I usually at least try to appear supportive of these recommendations, but goddamn, I hate Netflix’s reality programming. I hate how cheap and exploitative it is and how they shoehorn that fucking neon circle into each show. Every time I see it, it feels tackier.
I’ve seen the contracts for these shows, and I know they’re shot for next-to-nothing, and very rarely do contestants get nothing but grief, even if they win — come on, $200K? In this day and age? — but Netflix itself almost always turn a massive profit, which makes it even worse.
That said, I have been watching reality shows since the modern makeover in the early naughts — yes, I’m old enough to have live-watched the first season of SURVIVOR (which I’ll note had a $1M payout) — and watched more than my fair share of PROJECT RUNWAY seasons — most of them live — as well as wanna-bes like one-season weirdos like THE CUT.
NEXT IN FASHION is very clearly Netflix’s very cheap take on PROJECT RUNWAY.
I’ll note: I am married to a fashion historian. When she was in college I helped her with her collections, because she needed more hands and mine were the closest, and I take instructions well. I’ve worked on websites for a bunch of designers, attended a number of illustrious fashion events — I’m very familiar with this world in a way I never would have expected.

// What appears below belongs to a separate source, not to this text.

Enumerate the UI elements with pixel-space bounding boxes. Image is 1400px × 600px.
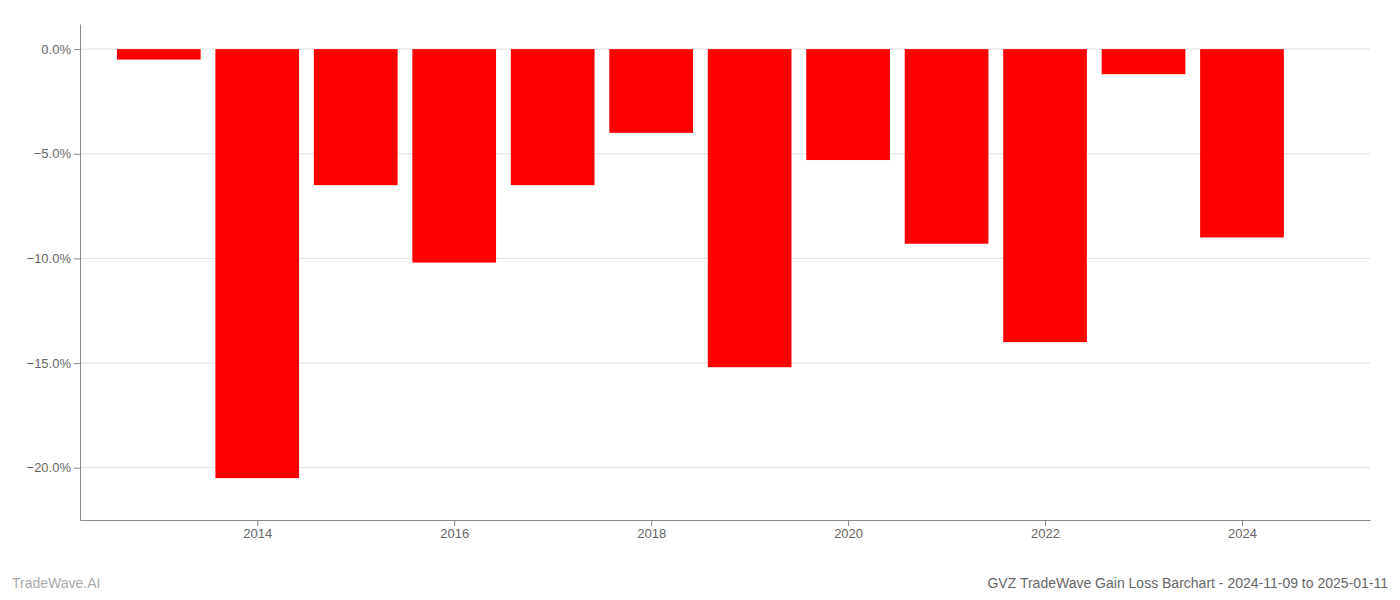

The thing about PROJECT RUNWAY is that: both of the leads were not just experts in their field, but proper and established mentors. That was the allure. You’d actually learn from them, as opposed to simply being judged.
So, NEXT IN FASHION is very lucky to have Gigi Hadid. Tan, while engaging, is clearly out of his element here. He has nothing to offer but mild quips and grey tips. Gigi, on the other hand, succinctly explains — and articulates — why certain looks do not work.
That said, reality shows are built on the backs of their contestants. And I’ll note that NEXT IN FASHION’s contestants have a better reputation than most. They’re not starving artists or fresh-out-of-school; most of them are far more established than those you’d see in early seasons of PROJECT RUNWAY.
That’s what makes the show far more interesting to watch, because you know you’re watching seasoned workers just here for promotion instead of thirsty amateurs that barely know what they’re doing. I’m so used to the latter regarding reality TV shows that I was absolutely surprised to realized — halfway through the season — that no, that’s not the tact they took.
I love watching skilled people do what they love, but that’s a rarity with reality TV! I realize most just want to see people fuck-up via terrible shit, but I don’t! I want to see people revel in doing what they thrive for; I want to learn from them, even from their mistakes! I’m a stupid nerd, but I endlessly want to be taught, and this show helps with a bit of that, despite Netflix’s shenanigans.